Acababa de sacrificar
contra el cristal del ventanal una inocente mosca. Ese verano fue uno de mis
principales entretenimientos, un verano especialmente cargado de moscas
empalagosas. En ocasiones prefería darles caza con el tapón del insecticida
sobre cualquier superficie en la que se posara la mosca para después, una vez
atrapada dentro y con mucho cuidado, levantar el tapón por un lado y durante un
breve instante insuflar la muerte a presión con un buen chorro de insecticida.

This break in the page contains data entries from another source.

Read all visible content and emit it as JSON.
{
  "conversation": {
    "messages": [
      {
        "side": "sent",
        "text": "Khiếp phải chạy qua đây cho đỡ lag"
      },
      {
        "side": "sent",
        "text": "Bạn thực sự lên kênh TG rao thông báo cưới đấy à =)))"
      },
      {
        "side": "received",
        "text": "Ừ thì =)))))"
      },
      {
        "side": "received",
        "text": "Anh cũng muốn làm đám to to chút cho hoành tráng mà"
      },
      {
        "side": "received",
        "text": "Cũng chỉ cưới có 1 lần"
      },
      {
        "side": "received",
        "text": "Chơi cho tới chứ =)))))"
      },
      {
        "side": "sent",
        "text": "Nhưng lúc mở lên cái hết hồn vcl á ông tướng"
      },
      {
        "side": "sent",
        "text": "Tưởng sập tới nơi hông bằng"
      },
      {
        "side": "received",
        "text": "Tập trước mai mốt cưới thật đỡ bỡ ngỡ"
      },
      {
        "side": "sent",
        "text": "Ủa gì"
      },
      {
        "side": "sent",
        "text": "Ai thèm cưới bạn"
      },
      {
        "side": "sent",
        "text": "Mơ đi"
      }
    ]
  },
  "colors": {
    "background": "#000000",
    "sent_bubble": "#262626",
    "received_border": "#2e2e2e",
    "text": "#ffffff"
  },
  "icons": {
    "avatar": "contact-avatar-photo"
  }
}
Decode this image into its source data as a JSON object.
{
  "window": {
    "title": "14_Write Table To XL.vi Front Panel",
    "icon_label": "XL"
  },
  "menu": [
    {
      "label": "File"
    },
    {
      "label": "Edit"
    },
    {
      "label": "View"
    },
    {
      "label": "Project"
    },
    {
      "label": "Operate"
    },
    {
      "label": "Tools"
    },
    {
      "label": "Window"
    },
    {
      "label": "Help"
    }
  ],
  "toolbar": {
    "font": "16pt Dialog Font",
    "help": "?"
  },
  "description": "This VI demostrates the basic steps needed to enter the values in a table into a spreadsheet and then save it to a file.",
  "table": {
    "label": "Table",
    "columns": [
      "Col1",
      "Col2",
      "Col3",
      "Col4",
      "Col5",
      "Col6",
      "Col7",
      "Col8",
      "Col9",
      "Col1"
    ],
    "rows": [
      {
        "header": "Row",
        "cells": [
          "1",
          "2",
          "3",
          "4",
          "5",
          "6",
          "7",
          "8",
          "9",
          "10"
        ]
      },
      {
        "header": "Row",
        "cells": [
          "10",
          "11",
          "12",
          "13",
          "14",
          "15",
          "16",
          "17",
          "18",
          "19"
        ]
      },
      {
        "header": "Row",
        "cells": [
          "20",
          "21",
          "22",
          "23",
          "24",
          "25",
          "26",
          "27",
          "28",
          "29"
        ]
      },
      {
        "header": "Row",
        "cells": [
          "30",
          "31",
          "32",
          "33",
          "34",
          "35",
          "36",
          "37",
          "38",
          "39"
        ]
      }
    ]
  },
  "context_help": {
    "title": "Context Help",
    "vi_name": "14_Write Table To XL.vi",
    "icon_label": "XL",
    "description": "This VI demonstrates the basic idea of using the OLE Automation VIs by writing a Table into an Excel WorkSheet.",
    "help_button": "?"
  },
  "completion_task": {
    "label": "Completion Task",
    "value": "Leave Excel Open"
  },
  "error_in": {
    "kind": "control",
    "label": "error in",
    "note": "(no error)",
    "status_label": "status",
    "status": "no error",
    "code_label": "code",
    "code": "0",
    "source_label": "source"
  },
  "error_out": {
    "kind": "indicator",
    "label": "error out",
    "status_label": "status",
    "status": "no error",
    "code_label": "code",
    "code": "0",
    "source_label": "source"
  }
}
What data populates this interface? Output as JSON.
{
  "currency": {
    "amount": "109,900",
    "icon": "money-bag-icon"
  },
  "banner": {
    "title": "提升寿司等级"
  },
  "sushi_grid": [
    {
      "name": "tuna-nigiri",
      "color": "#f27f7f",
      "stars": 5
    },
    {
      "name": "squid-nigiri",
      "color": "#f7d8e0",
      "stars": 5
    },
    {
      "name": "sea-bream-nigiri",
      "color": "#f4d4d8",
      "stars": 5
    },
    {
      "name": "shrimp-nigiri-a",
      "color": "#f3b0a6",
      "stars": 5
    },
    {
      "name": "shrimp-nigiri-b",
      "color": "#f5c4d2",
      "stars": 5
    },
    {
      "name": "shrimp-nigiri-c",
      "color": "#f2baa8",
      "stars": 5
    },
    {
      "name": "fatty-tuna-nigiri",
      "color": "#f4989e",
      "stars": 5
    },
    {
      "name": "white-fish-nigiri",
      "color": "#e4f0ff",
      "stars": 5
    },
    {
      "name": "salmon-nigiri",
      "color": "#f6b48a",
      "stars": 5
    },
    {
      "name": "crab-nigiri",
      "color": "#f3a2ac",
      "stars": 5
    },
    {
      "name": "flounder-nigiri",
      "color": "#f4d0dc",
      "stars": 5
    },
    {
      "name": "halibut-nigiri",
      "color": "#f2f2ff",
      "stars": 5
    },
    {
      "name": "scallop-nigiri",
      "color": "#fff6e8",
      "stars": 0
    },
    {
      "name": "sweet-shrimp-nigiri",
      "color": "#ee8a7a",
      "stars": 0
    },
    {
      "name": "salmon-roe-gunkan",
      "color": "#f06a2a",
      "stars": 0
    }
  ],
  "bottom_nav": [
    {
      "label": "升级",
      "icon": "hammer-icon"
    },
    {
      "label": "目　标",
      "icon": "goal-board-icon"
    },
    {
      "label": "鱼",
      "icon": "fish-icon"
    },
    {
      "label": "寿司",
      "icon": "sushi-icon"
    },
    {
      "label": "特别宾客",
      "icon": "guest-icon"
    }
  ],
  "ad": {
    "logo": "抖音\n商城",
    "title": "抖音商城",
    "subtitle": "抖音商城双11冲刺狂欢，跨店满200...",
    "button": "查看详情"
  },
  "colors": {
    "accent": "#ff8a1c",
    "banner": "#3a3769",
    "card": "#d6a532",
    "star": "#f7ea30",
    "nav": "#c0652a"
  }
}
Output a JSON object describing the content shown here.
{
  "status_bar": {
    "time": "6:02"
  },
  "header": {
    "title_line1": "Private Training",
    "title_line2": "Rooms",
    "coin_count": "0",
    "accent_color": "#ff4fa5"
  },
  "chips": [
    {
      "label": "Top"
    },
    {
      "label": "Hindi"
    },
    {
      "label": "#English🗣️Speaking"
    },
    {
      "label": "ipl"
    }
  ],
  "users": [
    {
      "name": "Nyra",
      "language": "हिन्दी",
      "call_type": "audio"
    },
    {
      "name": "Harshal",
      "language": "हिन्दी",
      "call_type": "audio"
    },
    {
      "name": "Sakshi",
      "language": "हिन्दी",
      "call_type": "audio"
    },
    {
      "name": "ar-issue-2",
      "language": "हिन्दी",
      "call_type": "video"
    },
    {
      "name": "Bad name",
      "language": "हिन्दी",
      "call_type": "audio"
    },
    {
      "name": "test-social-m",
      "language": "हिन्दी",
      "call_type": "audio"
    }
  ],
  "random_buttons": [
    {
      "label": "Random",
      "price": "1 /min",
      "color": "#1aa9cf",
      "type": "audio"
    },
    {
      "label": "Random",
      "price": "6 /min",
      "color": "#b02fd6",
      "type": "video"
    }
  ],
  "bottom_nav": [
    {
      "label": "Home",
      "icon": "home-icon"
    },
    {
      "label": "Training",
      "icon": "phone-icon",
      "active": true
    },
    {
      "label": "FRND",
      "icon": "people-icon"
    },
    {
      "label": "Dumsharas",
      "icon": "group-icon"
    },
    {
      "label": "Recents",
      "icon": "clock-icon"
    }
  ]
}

Era un método menos expeditivo que aplastarlas con la cortina contra el
cristal, pero de este modo me ahorraba la reprimenda de mi madre por ensuciar
el vidrio y la tela con las vísceras amarillas del insecto. Algo musical había
en la agonía de esas moscas ejecutadas con ese sistema, con los zumbidos de sus
aleteos nerviosos cuando caían, algunas de espaldas contra el suelo y otras
desorientadas incapaces de alzar el vuelo dando vueltas en círculos sobre las
baldosas.
A través de la ventana
el cielo rojizo de la tarde se iba imponiendo lentamente según pasaban los
minutos. Yo lo observa desde el suelo, tumbado boca abajo sobre mi barriga, con
los codos apoyados y las manos sujetando el mentón. Estar en el suelo, sentado,
tumbado o recostado me ocupaba la mayor parte del tiempo de ocio. Ahí podía
pasar horas haciendo diferentes cosas y una de ellas era observar el ocaso
sobre los tejados de las casas bajas, - en aquellos años en los que vivir en
casas bajas era cosa de gente humilde -, y perderme en mis pensamientos de
niño, como aquel en el que las nubes servían de camuflaje a naves
extraterrestres con forma lenticular. Atardeceres rojos y naves espaciales: a
veces dudo si fue producto de mi imaginación o sucedió en realidad.